Let me close by showing you a few more examples of representations discovered by neural nets used for image processing. The first example is a digit-recognition network with three hidden layers by Erhan et al (2009). Each block represents one layer, and each layer has 36 features, laid out in a 6×6 grid. The network detects strokes and lines in the first layer, but then assembles them into complete or partial digits in the higher layers.
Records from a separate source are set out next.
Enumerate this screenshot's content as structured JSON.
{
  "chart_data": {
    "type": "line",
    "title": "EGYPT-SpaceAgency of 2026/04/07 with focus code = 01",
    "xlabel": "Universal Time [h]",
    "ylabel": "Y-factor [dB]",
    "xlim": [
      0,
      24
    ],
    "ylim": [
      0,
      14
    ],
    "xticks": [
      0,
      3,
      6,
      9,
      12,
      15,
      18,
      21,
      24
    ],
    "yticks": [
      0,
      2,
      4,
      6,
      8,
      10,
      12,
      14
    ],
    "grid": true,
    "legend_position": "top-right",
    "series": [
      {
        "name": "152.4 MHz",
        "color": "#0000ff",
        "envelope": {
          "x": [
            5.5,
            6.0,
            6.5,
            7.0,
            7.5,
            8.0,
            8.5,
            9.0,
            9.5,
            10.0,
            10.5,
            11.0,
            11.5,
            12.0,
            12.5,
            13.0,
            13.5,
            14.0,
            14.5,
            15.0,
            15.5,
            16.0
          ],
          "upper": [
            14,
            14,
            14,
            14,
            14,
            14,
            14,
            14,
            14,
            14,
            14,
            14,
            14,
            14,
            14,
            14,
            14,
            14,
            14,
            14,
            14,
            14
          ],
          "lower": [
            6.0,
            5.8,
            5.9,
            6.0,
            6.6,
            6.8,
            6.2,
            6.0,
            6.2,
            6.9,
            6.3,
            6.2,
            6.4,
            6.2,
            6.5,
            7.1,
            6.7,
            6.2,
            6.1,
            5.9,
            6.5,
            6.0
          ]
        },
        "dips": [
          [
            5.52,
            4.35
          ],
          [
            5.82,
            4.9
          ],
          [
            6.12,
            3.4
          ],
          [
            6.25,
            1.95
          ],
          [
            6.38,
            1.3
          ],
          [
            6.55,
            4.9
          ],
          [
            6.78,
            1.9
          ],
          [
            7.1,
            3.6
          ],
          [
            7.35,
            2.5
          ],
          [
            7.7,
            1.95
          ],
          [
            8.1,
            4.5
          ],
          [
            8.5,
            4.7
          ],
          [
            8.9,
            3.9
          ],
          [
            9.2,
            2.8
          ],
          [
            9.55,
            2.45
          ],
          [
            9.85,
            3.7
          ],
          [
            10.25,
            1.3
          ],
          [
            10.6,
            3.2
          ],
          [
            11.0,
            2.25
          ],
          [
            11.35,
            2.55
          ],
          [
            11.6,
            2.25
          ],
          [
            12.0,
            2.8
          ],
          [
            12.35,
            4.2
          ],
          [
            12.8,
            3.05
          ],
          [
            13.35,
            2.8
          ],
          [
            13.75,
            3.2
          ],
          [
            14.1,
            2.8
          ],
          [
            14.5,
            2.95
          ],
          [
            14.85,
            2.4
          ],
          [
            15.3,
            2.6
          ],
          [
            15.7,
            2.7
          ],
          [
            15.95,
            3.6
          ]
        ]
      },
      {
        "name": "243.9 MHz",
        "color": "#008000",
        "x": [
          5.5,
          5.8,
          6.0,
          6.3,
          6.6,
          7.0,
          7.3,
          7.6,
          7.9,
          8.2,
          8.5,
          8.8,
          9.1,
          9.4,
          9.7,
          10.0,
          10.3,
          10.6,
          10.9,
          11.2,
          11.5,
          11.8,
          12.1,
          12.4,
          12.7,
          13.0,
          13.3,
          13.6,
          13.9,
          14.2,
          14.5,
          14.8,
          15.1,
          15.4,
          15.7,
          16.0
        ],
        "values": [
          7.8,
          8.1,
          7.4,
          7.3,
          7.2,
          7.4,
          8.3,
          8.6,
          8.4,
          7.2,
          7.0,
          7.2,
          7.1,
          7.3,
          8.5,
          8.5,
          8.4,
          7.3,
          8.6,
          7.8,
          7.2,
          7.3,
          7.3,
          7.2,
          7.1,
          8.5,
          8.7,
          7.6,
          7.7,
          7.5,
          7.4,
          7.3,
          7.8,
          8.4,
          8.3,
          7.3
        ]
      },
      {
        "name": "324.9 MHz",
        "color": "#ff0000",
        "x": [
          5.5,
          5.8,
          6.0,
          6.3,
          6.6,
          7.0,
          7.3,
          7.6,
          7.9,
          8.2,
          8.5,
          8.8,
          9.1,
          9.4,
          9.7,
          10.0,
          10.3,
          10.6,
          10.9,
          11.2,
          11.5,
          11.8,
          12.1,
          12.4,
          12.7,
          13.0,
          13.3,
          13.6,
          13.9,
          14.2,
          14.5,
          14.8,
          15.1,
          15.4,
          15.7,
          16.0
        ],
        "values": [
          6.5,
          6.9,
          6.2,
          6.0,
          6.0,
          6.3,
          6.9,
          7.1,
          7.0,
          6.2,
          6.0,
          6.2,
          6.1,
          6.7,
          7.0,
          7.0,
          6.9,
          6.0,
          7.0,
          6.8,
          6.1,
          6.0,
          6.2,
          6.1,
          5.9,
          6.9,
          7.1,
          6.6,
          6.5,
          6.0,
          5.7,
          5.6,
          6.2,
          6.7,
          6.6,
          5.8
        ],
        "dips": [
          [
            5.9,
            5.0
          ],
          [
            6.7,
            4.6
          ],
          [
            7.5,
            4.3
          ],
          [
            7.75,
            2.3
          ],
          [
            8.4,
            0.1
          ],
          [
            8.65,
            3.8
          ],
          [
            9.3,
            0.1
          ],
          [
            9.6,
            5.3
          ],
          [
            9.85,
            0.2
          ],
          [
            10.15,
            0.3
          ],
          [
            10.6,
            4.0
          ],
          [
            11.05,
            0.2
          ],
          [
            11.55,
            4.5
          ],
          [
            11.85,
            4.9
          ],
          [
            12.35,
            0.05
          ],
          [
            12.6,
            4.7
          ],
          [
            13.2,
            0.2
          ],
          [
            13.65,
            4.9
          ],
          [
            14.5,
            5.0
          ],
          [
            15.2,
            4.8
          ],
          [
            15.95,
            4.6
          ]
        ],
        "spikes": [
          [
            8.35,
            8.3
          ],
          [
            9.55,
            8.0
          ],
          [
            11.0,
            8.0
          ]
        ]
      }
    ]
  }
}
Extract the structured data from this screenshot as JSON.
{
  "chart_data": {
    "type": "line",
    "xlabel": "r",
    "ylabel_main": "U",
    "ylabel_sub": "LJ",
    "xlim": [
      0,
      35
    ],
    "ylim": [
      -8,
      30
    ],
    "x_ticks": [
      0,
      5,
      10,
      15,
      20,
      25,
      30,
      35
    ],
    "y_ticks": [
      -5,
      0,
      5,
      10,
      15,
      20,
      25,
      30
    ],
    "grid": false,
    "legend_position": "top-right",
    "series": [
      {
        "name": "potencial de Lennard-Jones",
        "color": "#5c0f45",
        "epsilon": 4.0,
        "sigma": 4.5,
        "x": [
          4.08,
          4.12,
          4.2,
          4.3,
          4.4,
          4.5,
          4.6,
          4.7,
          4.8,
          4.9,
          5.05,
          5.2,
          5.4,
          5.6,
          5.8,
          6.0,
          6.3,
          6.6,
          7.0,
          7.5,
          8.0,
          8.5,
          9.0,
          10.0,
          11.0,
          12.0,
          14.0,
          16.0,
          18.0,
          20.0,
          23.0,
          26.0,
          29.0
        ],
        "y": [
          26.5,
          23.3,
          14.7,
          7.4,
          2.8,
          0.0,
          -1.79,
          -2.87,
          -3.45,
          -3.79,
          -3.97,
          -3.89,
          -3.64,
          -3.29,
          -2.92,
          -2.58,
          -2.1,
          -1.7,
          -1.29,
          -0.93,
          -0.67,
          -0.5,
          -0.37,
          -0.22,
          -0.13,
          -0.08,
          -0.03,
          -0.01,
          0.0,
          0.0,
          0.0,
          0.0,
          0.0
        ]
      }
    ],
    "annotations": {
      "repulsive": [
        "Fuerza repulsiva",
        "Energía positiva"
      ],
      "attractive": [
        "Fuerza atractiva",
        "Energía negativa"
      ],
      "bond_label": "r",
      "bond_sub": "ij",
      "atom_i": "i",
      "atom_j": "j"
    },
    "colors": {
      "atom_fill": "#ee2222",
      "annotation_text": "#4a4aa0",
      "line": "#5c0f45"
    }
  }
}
The internal representations are even more interesting when a neural network is trained on natural, color images. Below is a result from Zeiler and Fergus (2014) showing 5 layers of representation transformation. Detectors in layer 1 are looking at small patches of an image, not the whole image. There are 9 detectors for layer 1, shown with the grey background. The net is detecting edges and lines. Below the detectors are sample patches of the image that trigger the corresponding detectors to respond. Looking at these image patches in each successive layer suggests that the detectors are responding to more and more complex features of images. By the 5th layer, the detectors seem to be discriminating objects. For example, one detector responds strongly to dogs, another to wheels, another to owl eyes.
Erhan, D., Bengio, Y., Courville, A., & Vincent, P. (2009). Visualizing higher-layer features of a deep network. Technical Report 1341. Montreal: Department of Computer Science, University of Montreal.
Rumelhart, D. E., Hinton, G. E., & Williams, R. J. (1986). Learning representations by back-propagating errors. Nature, 323, 533-36.
von Neumann, J. (1958). The computer and the brain. New Haven: Yale University Press.
Zeiler, M. D., & Fergus, R. (2014). Visualizing and understanding convolutional networks. Lecture Notes in Computer Science Volume 8669 (pp. 818-833). Springer.